Whoever came up with the adages that pictures don’t lie and a picture is
worth a thousand words had known what they were talking about.
She flipped through the album one more time, even though it hurt her. Although it had no right to-she knew that. But it did.
She was carefully placing the book back where she’d found it as Jensen walked back into the room. She spun to face him, but he didn’t seem to note the guilt in her demeanor.
“Sorry about that. One of my patients has a sick mare. I think I’m going to have to go out to his farm and check the horse out.”
“Okay,” Elizabeth agreed, feeling the need to get away from Jensen for a little while. She felt shaken by those pictures, which she knew was unfair. Of course Jensen had had a life before her. She was being ridiculous.
“Why don’t you come with me,” Jensen said as he went to the closet and pulled out a large black bag.
That suggestion pulled her from her shaken thoughts. “Oh, I don’t think that’s a good idea.”
“It’s fine. I think I know what’s wrong with the horse. And if I’m right, it won’t take long at all. Then we can sneak back here and show my poor neglected bed some action.”
He grinned at her, a sweet, teasing smile.
“I don’t think so.”
“Why not? The beauty of being a vet is that my patients don’t mind who I bring along with me.”
She raised a dubious eyebrow. “You might be surprised.”
A werewolf was definitely a guest most animals did mind tagging along. A lot.
“Are you afraid of horses?”
The question startled her. She was so focused on them being scared of her, she didn’t realize Jensen would think it might be vice versa.

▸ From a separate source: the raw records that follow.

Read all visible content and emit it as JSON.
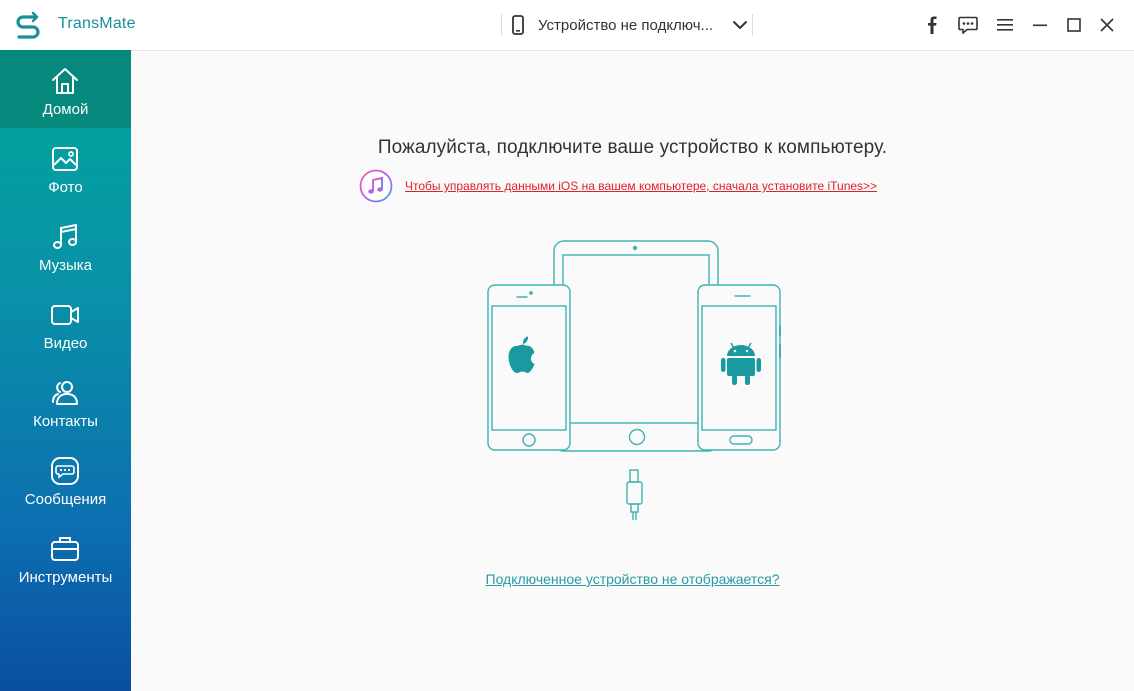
{
  "app": {
    "title": "TransMate",
    "logo_icon": "transmate-logo-icon"
  },
  "device_selector": {
    "label": "Устройство не подключ...",
    "icon": "phone-icon",
    "dropdown_icon": "chevron-down-icon"
  },
  "titlebar_buttons": [
    {
      "name": "facebook",
      "icon": "facebook-icon"
    },
    {
      "name": "feedback",
      "icon": "chat-icon"
    },
    {
      "name": "menu",
      "icon": "hamburger-menu-icon"
    },
    {
      "name": "minimize",
      "icon": "minimize-icon"
    },
    {
      "name": "maximize",
      "icon": "maximize-icon"
    },
    {
      "name": "close",
      "icon": "close-icon"
    }
  ],
  "sidebar": {
    "items": [
      {
        "label": "Домой",
        "icon": "home-icon",
        "active": true
      },
      {
        "label": "Фото",
        "icon": "photo-icon",
        "active": false
      },
      {
        "label": "Музыка",
        "icon": "music-icon",
        "active": false
      },
      {
        "label": "Видео",
        "icon": "video-icon",
        "active": false
      },
      {
        "label": "Контакты",
        "icon": "contacts-icon",
        "active": false
      },
      {
        "label": "Сообщения",
        "icon": "messages-icon",
        "active": false
      },
      {
        "label": "Инструменты",
        "icon": "toolbox-icon",
        "active": false
      }
    ]
  },
  "main": {
    "title": "Пожалуйста, подключите ваше устройство к компьютеру.",
    "itunes_link": "Чтобы управлять данными iOS на вашем компьютере, сначала установите iTunes>>",
    "not_shown_link": "Подключенное устройство не отображается?"
  },
  "colors": {
    "accent": "#1a8f99",
    "sidebar_top": "#00a89b",
    "sidebar_bottom": "#0a4fa0",
    "sidebar_active": "#06887d",
    "link_red": "#e0202a",
    "link_teal": "#2a9aa6"
  }
}
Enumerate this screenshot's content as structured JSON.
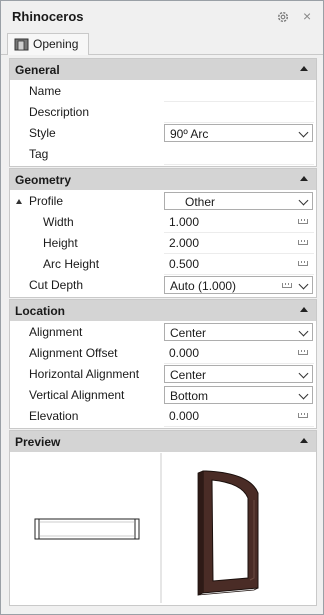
{
  "window": {
    "title": "Rhinoceros",
    "settings_icon": "gear-icon",
    "close_glyph": "×"
  },
  "tab": {
    "label": "Opening",
    "icon": "opening-icon"
  },
  "general": {
    "header": "General",
    "rows": [
      {
        "label": "Name",
        "value": ""
      },
      {
        "label": "Description",
        "value": ""
      },
      {
        "label": "Style",
        "value": "90º Arc"
      },
      {
        "label": "Tag",
        "value": ""
      }
    ]
  },
  "geometry": {
    "header": "Geometry",
    "profile": {
      "label": "Profile",
      "value": "Other"
    },
    "width": {
      "label": "Width",
      "value": "1.000"
    },
    "height": {
      "label": "Height",
      "value": "2.000"
    },
    "arc_height": {
      "label": "Arc Height",
      "value": "0.500"
    },
    "cut_depth": {
      "label": "Cut Depth",
      "value": "Auto (1.000)"
    }
  },
  "location": {
    "header": "Location",
    "alignment": {
      "label": "Alignment",
      "value": "Center"
    },
    "alignment_offset": {
      "label": "Alignment Offset",
      "value": "0.000"
    },
    "horizontal_alignment": {
      "label": "Horizontal Alignment",
      "value": "Center"
    },
    "vertical_alignment": {
      "label": "Vertical Alignment",
      "value": "Bottom"
    },
    "elevation": {
      "label": "Elevation",
      "value": "0.000"
    }
  },
  "preview": {
    "header": "Preview"
  },
  "colors": {
    "frame": "#4a2c26",
    "header_bg": "#d4d4d4"
  }
}
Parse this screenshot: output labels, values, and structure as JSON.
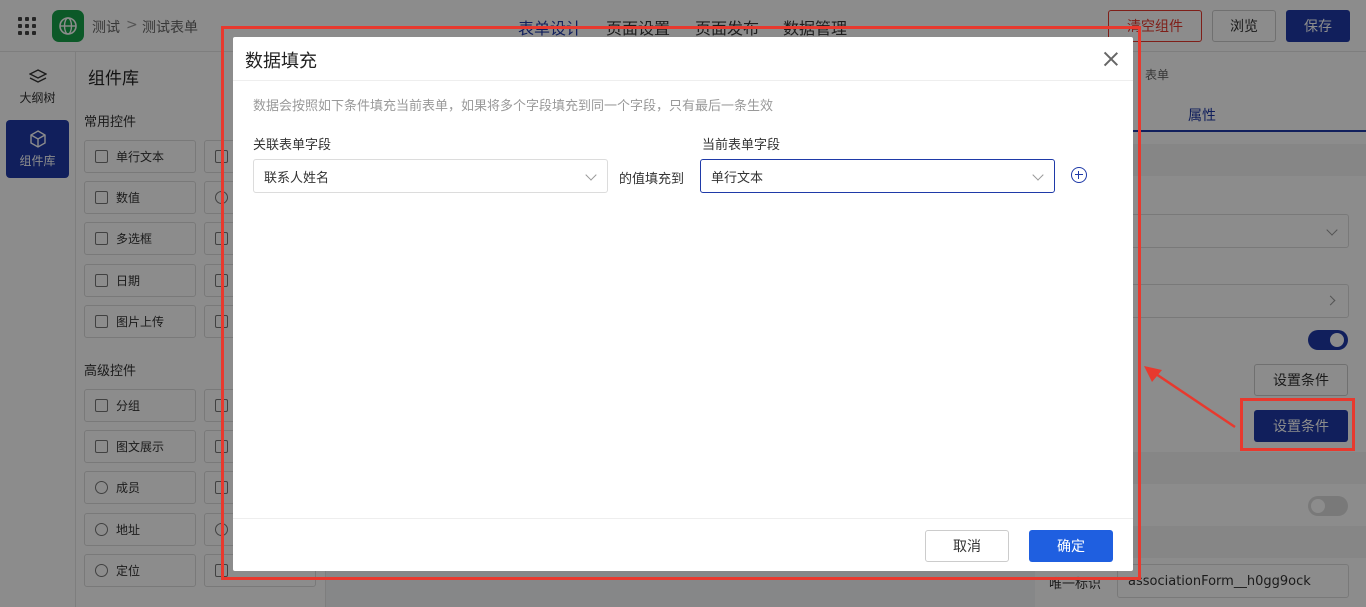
{
  "header": {
    "breadcrumb": [
      "测试",
      "测试表单"
    ],
    "breadcrumb_sep": ">",
    "tabs": [
      {
        "label": "表单设计",
        "active": true
      },
      {
        "label": "页面设置",
        "active": false
      },
      {
        "label": "页面发布",
        "active": false
      },
      {
        "label": "数据管理",
        "active": false
      }
    ],
    "clear_label": "清空组件",
    "preview_label": "浏览",
    "save_label": "保存"
  },
  "rail": {
    "items": [
      {
        "label": "大纲树",
        "icon": "layers-icon",
        "active": false
      },
      {
        "label": "组件库",
        "icon": "cube-icon",
        "active": true
      }
    ]
  },
  "components": {
    "title": "组件库",
    "common_title": "常用控件",
    "common": [
      "单行文本",
      "数值",
      "多选框",
      "日期",
      "图片上传"
    ],
    "advanced_title": "高级控件",
    "advanced": [
      "分组",
      "图文展示",
      "成员",
      "地址",
      "定位"
    ]
  },
  "right_panel": {
    "crumb": "表单",
    "tab": "属性",
    "set_condition_1": "设置条件",
    "set_condition_2": "设置条件",
    "unique_id_label": "唯一标识",
    "unique_id_value": "associationForm__h0gg9ock"
  },
  "dialog": {
    "title": "数据填充",
    "description": "数据会按照如下条件填充当前表单，如果将多个字段填充到同一个字段，只有最后一条生效",
    "left_label": "关联表单字段",
    "right_label": "当前表单字段",
    "left_value": "联系人姓名",
    "fill_to": "的值填充到",
    "right_value": "单行文本",
    "cancel_label": "取消",
    "ok_label": "确定"
  },
  "colors": {
    "primary": "#1f3aa8",
    "annotation": "#e8392e",
    "logo": "#17a34a"
  }
}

“No. I used to love horses.” She’d once had the prettiest, sweetest-tempered mare. She realized that was the first time she’d thought of Sunny in decades. Although she had wondered, when she’d first changed over, what happened to her dear horse. She needed to ask her brothers what happened to her.
“Used to? Did you get injured by one?”
“No. I… ” Another thing she couldn’t explain, not fully, not totally honestly. The open smile of the blonde in the pictures appeared in her mind. “I just haven’t been around them for a very long time.”
Jensen caught her fingers, pulling her toward the door. “Then you should come with me.”